Imagine joining a party …
You open the door, and see a sea of grey suits.
You see lots of faces, but you don’t recognize anyone. You hear a soft murmur. But no laughter. Not even a smile.
You can’t even figure out where the drinks and snacks are. You feel lost. Lonely.
Wouldn’t you want to turn around and leave? Go to a place where you feel welcome?
This happens on home pages around the web all the time.
You’re not sure where you’ve arrived because the home page is fuzzy. You don’t feel welcome, because the design is too hypey or too bland. And worst of all, you don’t know where to click because it’s cluttered.
My old home page was a little boring
A rather grey party. No personality. No music. No laughter.
When I started my business, I was nervous about showing myself online, and I didn’t have a clue how to portray myself. As an agency? Or as an independent consultant? As a blogger or a business? As a content marketer or a writer?
My ideas were fuzzy, and my home page reflected that.
I knew it was time for a change.
My home page had to ooze more personality. This business is about me connecting with you. No faceless company. No gobbledygook. But a human touch.
This wasn’t a vanity or branding project.
As my business is evolving from freelance copywriting to selling books and e-courses, the home page had to reflect this change. Growing my email list and engaging my readers are my top priorities.
What about your home page? Does it reflect your current business? Your personality?
Step 1. Define the top tasks for your home page
What is a welcoming home page?
A good home page exudes the right feeling, but most importantly, it allows web visitors to do what they want to do—and do this quickly. A fuzzy or confusing home page turns visitors away.
The top tasks differ for each business. A home page for an e-commerce store will feature popular categories or current offers. A home page for a freelance web designer may tell you what he does and encourage you to explore his services or view case studies.
In many cases, a home page acts like a billboard, explaining quickly where people have arrived before inviting them to join your party and explore your site.

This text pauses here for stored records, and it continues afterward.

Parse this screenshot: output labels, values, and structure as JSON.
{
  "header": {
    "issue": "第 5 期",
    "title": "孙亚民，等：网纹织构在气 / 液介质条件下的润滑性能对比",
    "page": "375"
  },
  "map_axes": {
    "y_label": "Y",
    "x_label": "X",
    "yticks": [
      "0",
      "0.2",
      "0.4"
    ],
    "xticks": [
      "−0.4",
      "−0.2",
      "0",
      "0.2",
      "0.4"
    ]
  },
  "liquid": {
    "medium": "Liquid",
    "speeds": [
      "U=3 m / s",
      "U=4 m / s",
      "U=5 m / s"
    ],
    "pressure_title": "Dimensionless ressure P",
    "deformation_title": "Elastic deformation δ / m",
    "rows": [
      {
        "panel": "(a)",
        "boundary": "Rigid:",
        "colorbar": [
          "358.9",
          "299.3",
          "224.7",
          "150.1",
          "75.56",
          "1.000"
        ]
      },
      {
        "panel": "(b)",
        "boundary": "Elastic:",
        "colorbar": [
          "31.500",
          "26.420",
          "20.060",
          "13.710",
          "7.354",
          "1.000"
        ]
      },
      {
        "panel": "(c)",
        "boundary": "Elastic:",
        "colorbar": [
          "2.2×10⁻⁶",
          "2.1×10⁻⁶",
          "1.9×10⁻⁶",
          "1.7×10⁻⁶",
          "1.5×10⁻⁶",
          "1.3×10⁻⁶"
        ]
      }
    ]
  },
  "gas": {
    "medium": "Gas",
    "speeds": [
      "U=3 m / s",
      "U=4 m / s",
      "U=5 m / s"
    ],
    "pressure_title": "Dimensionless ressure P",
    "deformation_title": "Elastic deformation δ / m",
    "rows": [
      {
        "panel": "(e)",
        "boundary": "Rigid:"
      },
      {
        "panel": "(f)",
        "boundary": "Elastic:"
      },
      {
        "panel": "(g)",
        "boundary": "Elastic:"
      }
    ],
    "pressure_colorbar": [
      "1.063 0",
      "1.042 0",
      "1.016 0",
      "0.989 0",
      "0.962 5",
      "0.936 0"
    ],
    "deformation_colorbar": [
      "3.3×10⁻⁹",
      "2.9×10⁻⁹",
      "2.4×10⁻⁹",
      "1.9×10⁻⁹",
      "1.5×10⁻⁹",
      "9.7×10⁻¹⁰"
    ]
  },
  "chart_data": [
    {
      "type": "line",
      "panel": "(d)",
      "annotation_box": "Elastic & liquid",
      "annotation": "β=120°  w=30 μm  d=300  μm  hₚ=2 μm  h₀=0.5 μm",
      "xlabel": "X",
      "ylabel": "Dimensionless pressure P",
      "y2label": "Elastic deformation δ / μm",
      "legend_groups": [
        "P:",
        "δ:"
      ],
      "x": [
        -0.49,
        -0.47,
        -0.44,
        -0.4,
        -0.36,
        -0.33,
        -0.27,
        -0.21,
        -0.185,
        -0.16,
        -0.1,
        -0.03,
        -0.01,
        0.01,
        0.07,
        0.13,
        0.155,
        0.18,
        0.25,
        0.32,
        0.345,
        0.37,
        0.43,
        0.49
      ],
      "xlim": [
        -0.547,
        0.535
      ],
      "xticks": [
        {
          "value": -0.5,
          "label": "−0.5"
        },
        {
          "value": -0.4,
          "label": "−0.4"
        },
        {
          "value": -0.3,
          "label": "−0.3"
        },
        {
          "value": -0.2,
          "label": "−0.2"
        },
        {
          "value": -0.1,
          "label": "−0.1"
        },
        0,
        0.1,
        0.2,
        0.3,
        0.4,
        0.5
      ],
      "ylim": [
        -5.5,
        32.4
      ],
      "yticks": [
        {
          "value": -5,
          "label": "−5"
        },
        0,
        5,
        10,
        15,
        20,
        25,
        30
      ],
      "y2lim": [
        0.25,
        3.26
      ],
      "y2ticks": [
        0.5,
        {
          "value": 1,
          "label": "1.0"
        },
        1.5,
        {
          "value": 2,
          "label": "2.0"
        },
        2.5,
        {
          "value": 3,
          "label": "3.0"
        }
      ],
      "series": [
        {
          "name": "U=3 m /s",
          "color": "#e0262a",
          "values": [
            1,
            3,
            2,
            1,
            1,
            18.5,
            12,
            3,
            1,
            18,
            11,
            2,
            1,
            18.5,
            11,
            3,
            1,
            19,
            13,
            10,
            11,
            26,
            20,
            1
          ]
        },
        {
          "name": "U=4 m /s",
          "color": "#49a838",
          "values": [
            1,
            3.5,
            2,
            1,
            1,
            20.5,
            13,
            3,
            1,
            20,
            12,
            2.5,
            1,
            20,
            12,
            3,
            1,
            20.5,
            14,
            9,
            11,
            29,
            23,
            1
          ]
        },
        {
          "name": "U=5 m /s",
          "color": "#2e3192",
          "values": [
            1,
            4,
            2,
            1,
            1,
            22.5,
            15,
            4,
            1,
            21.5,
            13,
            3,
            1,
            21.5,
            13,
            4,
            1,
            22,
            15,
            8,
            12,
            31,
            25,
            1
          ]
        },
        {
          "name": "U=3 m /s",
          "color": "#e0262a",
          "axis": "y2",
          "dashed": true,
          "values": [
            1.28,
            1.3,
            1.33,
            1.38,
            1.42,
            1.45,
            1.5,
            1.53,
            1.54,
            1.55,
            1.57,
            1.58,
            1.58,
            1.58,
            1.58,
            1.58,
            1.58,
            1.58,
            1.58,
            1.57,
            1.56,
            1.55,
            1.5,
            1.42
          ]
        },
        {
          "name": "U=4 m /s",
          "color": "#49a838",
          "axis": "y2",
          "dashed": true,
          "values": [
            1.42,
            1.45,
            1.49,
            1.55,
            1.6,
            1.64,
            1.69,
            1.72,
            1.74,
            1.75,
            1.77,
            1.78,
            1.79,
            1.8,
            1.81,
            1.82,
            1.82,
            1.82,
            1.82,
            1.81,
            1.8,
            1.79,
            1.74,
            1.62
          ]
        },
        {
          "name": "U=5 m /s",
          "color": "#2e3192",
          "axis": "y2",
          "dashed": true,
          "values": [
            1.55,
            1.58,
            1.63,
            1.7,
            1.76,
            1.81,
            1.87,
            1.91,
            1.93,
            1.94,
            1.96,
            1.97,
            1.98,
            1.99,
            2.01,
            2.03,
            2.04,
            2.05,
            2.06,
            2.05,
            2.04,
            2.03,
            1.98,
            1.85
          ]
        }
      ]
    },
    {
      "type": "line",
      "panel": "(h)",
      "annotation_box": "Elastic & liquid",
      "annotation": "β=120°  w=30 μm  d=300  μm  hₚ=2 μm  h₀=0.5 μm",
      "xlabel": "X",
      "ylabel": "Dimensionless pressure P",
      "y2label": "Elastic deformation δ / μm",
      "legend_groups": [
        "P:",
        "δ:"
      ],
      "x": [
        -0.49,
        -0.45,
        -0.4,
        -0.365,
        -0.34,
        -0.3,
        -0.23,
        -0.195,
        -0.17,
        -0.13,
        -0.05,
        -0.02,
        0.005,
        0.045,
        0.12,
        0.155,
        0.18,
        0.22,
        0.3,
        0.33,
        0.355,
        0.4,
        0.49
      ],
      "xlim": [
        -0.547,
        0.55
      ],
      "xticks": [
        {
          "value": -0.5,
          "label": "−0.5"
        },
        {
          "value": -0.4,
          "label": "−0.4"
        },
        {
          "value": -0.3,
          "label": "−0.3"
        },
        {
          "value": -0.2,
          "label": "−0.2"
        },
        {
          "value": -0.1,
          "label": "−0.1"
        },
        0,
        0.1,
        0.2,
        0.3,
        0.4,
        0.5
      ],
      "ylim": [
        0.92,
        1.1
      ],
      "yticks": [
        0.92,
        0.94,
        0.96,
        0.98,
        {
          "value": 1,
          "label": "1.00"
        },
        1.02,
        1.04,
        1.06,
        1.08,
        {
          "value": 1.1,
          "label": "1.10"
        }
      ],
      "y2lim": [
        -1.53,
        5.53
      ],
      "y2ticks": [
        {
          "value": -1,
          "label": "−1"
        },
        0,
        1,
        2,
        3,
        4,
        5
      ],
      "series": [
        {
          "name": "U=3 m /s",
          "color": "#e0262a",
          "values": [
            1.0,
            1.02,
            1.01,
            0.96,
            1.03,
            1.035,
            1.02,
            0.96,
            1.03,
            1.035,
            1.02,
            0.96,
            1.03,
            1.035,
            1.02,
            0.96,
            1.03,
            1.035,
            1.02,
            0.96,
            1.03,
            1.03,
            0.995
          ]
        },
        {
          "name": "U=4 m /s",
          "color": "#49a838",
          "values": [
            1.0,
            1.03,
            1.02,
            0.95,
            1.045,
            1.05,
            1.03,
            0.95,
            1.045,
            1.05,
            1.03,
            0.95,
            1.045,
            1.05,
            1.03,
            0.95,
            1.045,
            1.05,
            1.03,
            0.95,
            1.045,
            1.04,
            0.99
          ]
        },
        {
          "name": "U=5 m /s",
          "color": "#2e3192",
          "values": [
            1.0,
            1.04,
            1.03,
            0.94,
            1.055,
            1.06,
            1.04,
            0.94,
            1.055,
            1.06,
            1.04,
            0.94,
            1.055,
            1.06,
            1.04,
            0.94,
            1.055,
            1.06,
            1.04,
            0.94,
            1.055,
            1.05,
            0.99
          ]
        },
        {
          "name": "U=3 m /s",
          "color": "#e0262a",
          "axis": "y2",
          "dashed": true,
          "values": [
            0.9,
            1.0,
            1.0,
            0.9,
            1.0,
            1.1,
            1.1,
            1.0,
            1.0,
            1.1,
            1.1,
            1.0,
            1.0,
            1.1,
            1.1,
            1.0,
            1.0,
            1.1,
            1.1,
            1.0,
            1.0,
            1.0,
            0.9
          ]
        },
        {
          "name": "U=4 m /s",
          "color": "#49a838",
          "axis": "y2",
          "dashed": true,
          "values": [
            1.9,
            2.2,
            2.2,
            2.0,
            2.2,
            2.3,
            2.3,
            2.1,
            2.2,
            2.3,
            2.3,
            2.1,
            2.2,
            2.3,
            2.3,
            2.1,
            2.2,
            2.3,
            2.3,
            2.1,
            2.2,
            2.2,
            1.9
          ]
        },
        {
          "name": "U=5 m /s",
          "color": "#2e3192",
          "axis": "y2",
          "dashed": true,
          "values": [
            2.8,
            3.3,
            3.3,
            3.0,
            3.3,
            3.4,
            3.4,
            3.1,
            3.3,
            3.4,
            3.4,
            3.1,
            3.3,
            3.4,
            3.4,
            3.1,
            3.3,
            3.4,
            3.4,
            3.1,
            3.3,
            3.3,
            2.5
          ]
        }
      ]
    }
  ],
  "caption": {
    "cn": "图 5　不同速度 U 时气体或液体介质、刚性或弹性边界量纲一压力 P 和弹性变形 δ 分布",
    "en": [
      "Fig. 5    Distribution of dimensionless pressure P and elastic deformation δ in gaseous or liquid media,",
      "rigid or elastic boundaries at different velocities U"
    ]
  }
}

On my site, most repeat visitors want to find and read my latest blog post. New visitors may want to do the same. They likely have already heard about me, and they probably want to learn more about writing or blogging. New visitors may also want to join my snackable writing course, and for me this is an important task because once I get people on my list, I can build a relationship.
What do you want to tell people arriving on your home page? And what do visitors want to do?
Step 2. Find inspiration and a common language
When you’re planning a party with a group of people, you need to agree what a good party is. Do you mean a luxurious dinner party for a small group of intimate friends? Or a huge dance party with loud music? Or cocktails and snacks at 5pm?
When you hire a designer to work for you, you also need to establish a common language:
- What do you mean with adding more personality to your site?
- How do you think you can increase clicks and conversions?
To create a common understanding, Mark Reynolds, my web designer, and I reviewed a few websites together, including:
- LKR social media—this home page has a super-strong focus on gaining email subscribers, but the overall look and feel is a little too corporate for what I want to achieve.
- Erika Napoletano—this home page has strong personality, but I wanted a sharper focus on what web visitors should do.
- Ian Brodie—I had watched his video on the LeadPages blog explaining how a 2-step opt-in process had boosted his conversions, and I wanted to try the same. I also liked the bullet points explaining the benefits of joining his list. (Note: Ian’s home page has changed since this article was written.)
Be careful. When you review other websites, always consider whether they’re trying to achieve the same thing as you. You can easily become distracted by nice party hats that don’t suit your chic dinner party.
Which websites have similar objectives to you? How can they inspire your home page design? What do you like or dislike?
Step 3. How to increase conversions
In step 1, you defined your top tasks—what web visitors want to do, and what’s important to your business.
But how do you get people to take action to explore your site? Rather than turn around and click away?
Take away distractions, boost visitor’s confidence, and entice them with your offer:
- Have a clear information hierarchy—web visitors should know at a glance what’s most important on your home page
- Make clear why people should click through—what will they find when they click through? And how will you help them? Explain benefits, not just features.
- Establish your credibility with logos or testimonials
- Keep your design clean because simple designs are more beautiful and boost conversions
- Avoid too many clever touches—creativity is great (of course!), but don’t be so creative visitors get confused
- Ensure your images are visually appealing and support your goals—have you noted on my new home page how I look at the call to action? And how my elbow points the same way?
We can tinker forever
Websites are never finished.
Design trends change. Our business evolves.
And we grow older.
Don’t let your website go musty and moldy. Throw out the rubbish from time to time. And polish your site to give it a nice glow.
Then let it rest until your next Spring clean.